Są wśród nas takie kobiety, które nie wyobrażają sobie świąt inaczej niż przy tradycyjnym stole. Ma być jak co roku. Te same, sprawdzone potrawy, rodzinne tradycje, podobne rozmowy. Szalony pęd przed godziną zero, by ze wszystkim zdążyć i poczucie, że wolne za szybko minęło, a już trzeba sprzątać po świętowaniu. Bo święta święta i już po świętach…
Nie brakuje też jednak kobiet, które mają dość. Mówią stop i pozbywają się złudzenia, że to jedyny słuszny pomysł na święta. Chcą inaczej i opuszczają dom na święta. Wraz z nim opuszczają sprzątanie, gotowanie, prasowanie, mycie okien. Wybierają święta poza domem. Dlaczego?
Z rodziną czy bez
Pamiętam, gdy przed Bożym Narodzeniem byłam w osiedlowej bibliotece u znajomej bibliotekarki. W pewnym momencie przyszła pani mocno po 50 i po usłyszeniu, że moja znajoma życzy jej wesołych świąt, uśmiechnęła się. Życzyła tego samego i dodała: “oby nikt nie chciał do mnie przyjeżdżać”. Początkowo trochę mnie zaskoczyła tym stwierdzeniem, jednak spojrzałam na plik wynoszonych przez nią książek i szybko zrozumiałam. Ona po prostu miała dość.
Miała dość usługiwania rodzinie, patrzenia na często niezadowolone, znudzone miny, słuchania tych samych rzeczy, gaszenia pożarów w postaci kłótni. Miała dość stania nad garami i martwienia się, czy czasochłonne potrawy wszystkim smakują. Wybrała siebie. Swój święty spokój.
Bo święta mogą wyglądać inaczej…
Jedną z opcji jest zaszycie się we własnym domu i pobycie w samotności. Drugą, być może lepszą, zabranie rodziny i wyjazd na święta gdzieś, gdzie nie będą nas straszyć brudne okna, a o smak żurku zadba ktoś inny, nie my same…
Czy warto wyjechać na święta?
Okazuje się, że coraz częściej wybieramy właśnie taką opcję. Wyjeżdżamy, by wyleczyć się z choroby perfekcjonizmu, jaką jest potrzeba wypucowania domu na błysk. Wyjazd pozwala nam się zdystansować, odciąć i nastawić na tryb wakacji. Pozostanie w domu zbyt mocno dla wielu z nas kojarzy się z gehenną świąteczną. Zmiana środowiska ułatwia wyluzowanie. I pozwala świętować całkowicie inaczej, dla wielu – lepiej.
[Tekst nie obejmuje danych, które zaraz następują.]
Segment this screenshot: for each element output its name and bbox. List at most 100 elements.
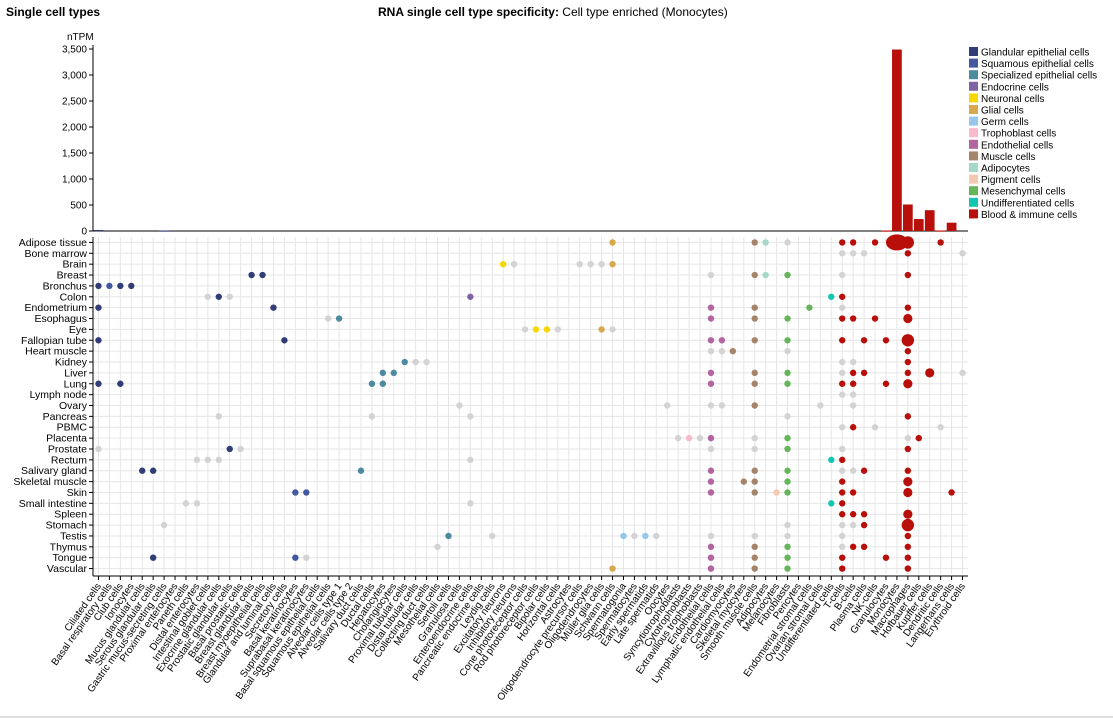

Przestajemy być gospodynią domową, stajemy się gościem hotelowym. Wybieramy ciekawe miejsce i pozwalamy, by ktoś inny zadbał o nas w najlepszym wydaniu. To forma rozpieszczania, na którą każda z nas zasługuje. I coraz częściej ją wybiera.
Z chęcią bym dokądkolwiek pojechała, ale bez kasy mogę sobie pomarzyć 😀 Nie narobię się jedynie, bo bez kasiory też nie poszaleję, nikt też pewnie nie zaprosi. Ludzie potracili sens świąt. Liczy się kasiora, nie człowiek, ani jakieś tam zmartwychstanie. Naźreć się do bólu brzucha i pochwalić prezentami, resztę mają gdzieś…
Ech…smutne to strasznie
Święta Bożego Narodzenia zawsze spędzam w domu, ale na Wielkanoc czasami udaje nam się wyjechać i jest bardzo fajnie 🙂
Ja jestem zdecydowanie domatorką. W obcym dla siebie miejscu, choćby najbardziej komfortowym, nie czuję się dobrze. I nie odnosi się to tylko do świąt. 😊
Z chęcią bym gdzieś pojechałam na święta 🙂
My każdą Wielkanoc spędzamy po za domem, albo wracamy właśnie w tym dniu. Mamy wolny cały Wielki Tydzień i od kilku lat ten czas pędzamy we Włoszech w tym roku natomiast w górach Norwegii. Boże Narodzenie to juz inna bajka lubimy je spędzać w domu 🙂
Super 🙂
Nie obraziłabym się na taką wyjazdową opcję 😛 Niestety święta były dla mnie przyjemnością tylko za dzieciaka :/
To prawda, że przynajmniej raz na jakiś czas można sobie pozwolić na taki wyjazd i nie szaleć w kuchni;).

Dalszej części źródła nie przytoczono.